Научились ценить все, что буднями было: Этой лампы рабочей лимит и отраду, Эту горстку углей, что в печи не остыла, Этот ломтик нечаянного шоколаду.
Дни «тревог», отвоеванные у смерти, Телефонный звонок — целы ль стекла? Жива ли? Из Елабуги твой самодельный конвертик, — Этих радостей прежде мы не замечали.
Будет время, мы станем опять богаче, И разборчивей станем, и прихотливей, И на многое будем смотреть иначе, Но не будем, наверно, не будем счастливей!
Ведь его не понять, это счастье, не взвесить. Почему оно бодрствует с нами в тревогах? Почему ему любо цвести и кудесить Под ногами у смерти, на взрытых дорогах?
С воздушной волною в ушах, С холодной луною в душе Я выстрел к безумью. Я — шах И мат себе. Я — немой. Я уже Ничего и бегу к ничему. Я уже никого и спешу к никому С воздушной волною во рту, С холодной луной в темноте, С ногою в углу, с рукою во рву, С глазами, что выпали из глазниц И пальцем забытым в одной из больниц, С ненужной луной в темноте.
На улицах такая стынь. Куда ни глянь — провозят санки. На них печальные останки Зашиты в белизну простынь. Скользит замерзших мумий ряд.
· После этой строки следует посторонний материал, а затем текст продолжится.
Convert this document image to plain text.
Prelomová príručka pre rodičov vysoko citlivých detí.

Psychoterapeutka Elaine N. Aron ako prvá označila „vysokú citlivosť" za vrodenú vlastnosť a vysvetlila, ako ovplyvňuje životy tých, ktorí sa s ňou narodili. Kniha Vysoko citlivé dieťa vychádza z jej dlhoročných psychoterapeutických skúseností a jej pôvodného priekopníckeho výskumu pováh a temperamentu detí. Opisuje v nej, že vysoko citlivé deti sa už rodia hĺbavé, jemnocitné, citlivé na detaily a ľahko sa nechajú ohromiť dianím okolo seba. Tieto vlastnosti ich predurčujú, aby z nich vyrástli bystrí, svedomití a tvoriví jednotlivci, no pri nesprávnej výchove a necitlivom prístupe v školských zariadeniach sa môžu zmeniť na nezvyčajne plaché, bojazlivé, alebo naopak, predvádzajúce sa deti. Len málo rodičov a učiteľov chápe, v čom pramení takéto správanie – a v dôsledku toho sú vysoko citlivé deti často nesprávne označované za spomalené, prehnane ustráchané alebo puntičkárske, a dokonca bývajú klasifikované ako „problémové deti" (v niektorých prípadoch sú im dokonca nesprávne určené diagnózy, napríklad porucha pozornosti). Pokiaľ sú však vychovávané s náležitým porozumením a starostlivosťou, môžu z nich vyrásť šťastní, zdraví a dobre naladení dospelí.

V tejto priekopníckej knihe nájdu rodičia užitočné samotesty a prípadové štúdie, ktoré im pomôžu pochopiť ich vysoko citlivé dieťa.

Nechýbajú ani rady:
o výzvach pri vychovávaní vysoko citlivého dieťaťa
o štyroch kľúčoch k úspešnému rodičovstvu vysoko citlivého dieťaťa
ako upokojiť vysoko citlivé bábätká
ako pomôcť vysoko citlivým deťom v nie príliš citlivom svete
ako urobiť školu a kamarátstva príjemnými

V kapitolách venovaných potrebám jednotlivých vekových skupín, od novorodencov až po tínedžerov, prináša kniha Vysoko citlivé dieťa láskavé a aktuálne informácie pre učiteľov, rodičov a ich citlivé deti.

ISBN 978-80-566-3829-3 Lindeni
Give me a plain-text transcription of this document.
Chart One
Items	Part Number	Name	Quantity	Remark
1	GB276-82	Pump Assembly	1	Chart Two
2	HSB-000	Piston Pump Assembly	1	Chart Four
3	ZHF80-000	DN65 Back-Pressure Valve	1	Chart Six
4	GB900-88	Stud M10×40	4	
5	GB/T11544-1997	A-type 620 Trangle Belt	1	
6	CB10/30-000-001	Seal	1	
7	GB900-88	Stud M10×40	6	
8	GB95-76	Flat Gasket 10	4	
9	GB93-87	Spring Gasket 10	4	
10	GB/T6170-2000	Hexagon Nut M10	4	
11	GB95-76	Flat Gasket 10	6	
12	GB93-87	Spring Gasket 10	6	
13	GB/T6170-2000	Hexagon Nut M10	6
Все повторимо в этом мире: Песков египетских обряд Воскреснул в Северной Пальмире.
С того момента, с той реплики мне кажется, что известные нам стихи, наши сегодняшние попытки их прочтения — это такой фонарик, который мы можем поднести к бездне, к темноте исторического зияния, надеясь отобрать у тьмы еще хоть что-нибудь.